Selanjutnya di sisi utara adalah hamparan perbukitan sawah dengan hiasan liukan kali oyo yang masih tertutup rapat kabut.
Karena aku pernah mengunjunginya ketika siang maupun sore hari, berikut penampakan view Watu Payung ketika siang hari:

Pemandangan Watu Payung ketika siang hari

Pesona pematang perbukitan batu gamping yang tersesarkan dan ditoreh oleh kelokan Kali Oya memang menyuguhkan pemandangan yang mempesona.
Terdapat hamparan hijau dengan batas biru langit dengan selingan kemunculan bukit-bukit dan garis lengkungan ke kanan dan ke kiri Kali Oya.

Kenyataannya di sisi manapun setelah itu terdapat ruang luas untuk menempatkan pandanganmu.
Beruntunglah bagi siapapun yang bangun pagi. Karena kamu akan bisa menyambut langsung kemunculan pelan matahari, bisa menghirup udara segar secara leluasa, juga bisa melihat buliran-buliran embun yang belum sempat menguap.

Ketika sinar matahari mulai terbagi untuk semesta

Batas langit di ufuk timur mulai kemerahan. Dia sedang kedatangan tamu penerang kehidupan. Sinarnya muncul perlahan dibagikan rata melengkapi samudra kabut putih yang kebetulan cukup mendominasi pagi itu.

Inilah istimewanya Watu Payung,
hamparan kabutnya tergelar luas seperti tanpa sekat. Tinggi bukitnya cenderung seragam, bahkan cenderung landai ada cekungan di tengah.
Tak seperti Kebun Buah Mangunan yang manawarkan kelokan kabut, Watu Payung menawarkan hamparan membentuk semacam samudra kabut.

Tak beberapa lama kemudian, sepenuh bulat sang surya agak meninggi. Namun begitu, samudra kabut tak juga menipis.

Motoin tetangga ketika matahari masih ancang-ancang muncul

Ketika matahari telah meninggi, kabut tetap tebal?

Watu Payung adalah salah satu dari banyak perbukitan indah yang dipunyai Gunungkidul.

Oh iya, tapi lebih tepatnya tempat ini berada di perbatasan Bantul-Gunungkidul, karena di seberang kelokan Kali Oya itu sudah masuk ke dalam Kabupaten Bantul.

Tahukah di tahun berapa tempat ini dibuka?
Tahun 2008. Sudah lama sekali yaaa? namun tak banyak orang menyadari keindahannya.
Pesona indah lokasi ini juga sering dijadikan sebagai tempat camping, makrab kampus, bahkan tempat shoting beberapa judul film religi.
Watu payung memiliki fasilitas toilet, mushola bambu, tempat parkir,  juga pendopo yang tak terlalu luas.
Namun begitu, kawasan hutan konservasi yang berada di ujung barat kawasan Geopark Gunung Sewu ini masih dikelola dengan baik oleh penduduk setempat dengan dibantu oleh karang taruna.
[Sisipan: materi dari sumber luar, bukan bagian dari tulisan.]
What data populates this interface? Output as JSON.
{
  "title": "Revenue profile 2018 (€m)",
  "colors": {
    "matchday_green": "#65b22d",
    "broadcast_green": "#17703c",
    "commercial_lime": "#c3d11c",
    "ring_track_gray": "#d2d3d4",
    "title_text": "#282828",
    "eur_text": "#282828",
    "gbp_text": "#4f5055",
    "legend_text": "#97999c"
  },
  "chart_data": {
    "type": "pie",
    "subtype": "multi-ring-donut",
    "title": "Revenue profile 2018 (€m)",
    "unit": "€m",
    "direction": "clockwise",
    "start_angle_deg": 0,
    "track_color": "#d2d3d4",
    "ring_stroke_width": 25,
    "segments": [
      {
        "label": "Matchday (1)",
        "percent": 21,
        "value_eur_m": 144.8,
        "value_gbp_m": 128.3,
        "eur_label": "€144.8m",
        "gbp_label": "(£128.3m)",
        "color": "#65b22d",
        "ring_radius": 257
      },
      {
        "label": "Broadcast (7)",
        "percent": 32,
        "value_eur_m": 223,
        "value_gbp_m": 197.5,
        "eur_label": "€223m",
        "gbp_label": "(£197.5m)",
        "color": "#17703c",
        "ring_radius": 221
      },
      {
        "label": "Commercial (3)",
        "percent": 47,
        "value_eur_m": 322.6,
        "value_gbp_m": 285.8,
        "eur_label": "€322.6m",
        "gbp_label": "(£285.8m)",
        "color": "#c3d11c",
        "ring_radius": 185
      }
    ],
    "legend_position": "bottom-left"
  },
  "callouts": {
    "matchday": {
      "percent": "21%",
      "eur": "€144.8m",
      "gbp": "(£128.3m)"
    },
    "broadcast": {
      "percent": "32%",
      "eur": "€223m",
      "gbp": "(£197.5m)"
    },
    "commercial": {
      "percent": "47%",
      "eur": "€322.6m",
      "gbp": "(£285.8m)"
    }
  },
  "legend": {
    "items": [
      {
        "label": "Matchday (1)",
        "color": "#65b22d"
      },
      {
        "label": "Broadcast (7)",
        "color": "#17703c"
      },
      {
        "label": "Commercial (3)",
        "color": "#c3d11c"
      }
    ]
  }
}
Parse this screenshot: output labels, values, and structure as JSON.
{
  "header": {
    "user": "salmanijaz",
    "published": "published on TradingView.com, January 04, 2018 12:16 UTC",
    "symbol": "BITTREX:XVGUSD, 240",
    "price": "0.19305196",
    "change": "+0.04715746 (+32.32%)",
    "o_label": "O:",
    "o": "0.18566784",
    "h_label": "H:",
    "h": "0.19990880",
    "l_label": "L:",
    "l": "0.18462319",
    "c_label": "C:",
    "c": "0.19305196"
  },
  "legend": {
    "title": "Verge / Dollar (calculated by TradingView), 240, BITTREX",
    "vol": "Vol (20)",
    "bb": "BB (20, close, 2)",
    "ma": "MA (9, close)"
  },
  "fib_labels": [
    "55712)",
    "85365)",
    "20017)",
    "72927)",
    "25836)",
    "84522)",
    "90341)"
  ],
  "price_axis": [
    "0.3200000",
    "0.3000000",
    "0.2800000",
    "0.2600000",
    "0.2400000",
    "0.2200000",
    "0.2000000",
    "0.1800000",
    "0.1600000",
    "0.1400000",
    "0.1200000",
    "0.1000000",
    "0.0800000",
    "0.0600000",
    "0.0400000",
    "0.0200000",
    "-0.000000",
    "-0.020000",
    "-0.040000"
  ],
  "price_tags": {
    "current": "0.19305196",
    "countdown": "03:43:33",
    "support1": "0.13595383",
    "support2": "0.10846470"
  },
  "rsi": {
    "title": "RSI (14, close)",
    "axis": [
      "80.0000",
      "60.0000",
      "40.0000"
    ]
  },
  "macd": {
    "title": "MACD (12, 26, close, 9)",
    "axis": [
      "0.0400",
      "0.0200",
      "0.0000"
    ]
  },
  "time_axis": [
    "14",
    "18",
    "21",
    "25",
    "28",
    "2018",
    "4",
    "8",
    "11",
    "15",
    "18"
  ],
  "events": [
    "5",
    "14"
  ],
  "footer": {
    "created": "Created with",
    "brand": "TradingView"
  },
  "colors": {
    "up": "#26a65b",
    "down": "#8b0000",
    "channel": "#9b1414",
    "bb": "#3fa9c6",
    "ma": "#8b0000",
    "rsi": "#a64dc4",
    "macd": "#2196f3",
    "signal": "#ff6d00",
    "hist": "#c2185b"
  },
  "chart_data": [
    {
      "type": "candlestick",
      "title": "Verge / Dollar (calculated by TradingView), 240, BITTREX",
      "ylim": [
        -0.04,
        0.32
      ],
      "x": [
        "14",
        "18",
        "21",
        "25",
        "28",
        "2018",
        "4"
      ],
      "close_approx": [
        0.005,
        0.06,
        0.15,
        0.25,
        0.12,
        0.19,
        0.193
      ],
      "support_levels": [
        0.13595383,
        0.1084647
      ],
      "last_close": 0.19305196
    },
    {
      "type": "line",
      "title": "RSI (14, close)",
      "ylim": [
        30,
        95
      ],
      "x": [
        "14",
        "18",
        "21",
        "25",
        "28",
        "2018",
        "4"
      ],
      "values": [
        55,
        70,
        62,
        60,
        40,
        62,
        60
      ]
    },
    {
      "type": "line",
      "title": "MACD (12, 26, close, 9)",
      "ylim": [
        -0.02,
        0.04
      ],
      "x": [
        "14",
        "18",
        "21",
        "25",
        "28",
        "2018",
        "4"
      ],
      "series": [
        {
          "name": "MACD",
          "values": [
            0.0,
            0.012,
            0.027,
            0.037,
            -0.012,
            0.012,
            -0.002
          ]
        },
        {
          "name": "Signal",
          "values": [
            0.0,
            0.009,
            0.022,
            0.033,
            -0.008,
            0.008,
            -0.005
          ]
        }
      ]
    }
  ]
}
Ada cerita yang menarik juga yang kudapat dari beliau, bahwa tepat di bawah tebing Watu Payung, terdapat air terjun yang tingginya kurang lebih 70 meter. Wawww tinggi sekalii….
Air terjun tersebut bersanding dengan terowongan semacam goa yang tak hanya satu.

“Cukup tracking 10-20 menit saja sampai mbak, tapi nanti baliknya naik butuh waktu sekitar satu jam soalnya kan medan naik agak susah”

Fokus sekali aku mendengarkan cerita beliau. Kalau nggak inget ini masih puasa, pasti saat itu juga aku minta dianterin. Hmmm tapi ngebayangin harus tracking 20 menit + sejam kembali dengan medan yang tak mudah, ya aku pikir-pikir lagi. Ah kayanya masnya sengaja memberikanku angan-angan PR untuk membuat episode lanjutan ke sini.

Kapan-kapan, iya kapan-kapan tapi kayanya harus diagendakan sekali :p

***

Sinar hangatnya masih menyelamati langkahku untuk berlalu

Berharapnya pagi akan selalu sesejuk ini,
suasananya mampu sekali menyokong dan membaikkan hati.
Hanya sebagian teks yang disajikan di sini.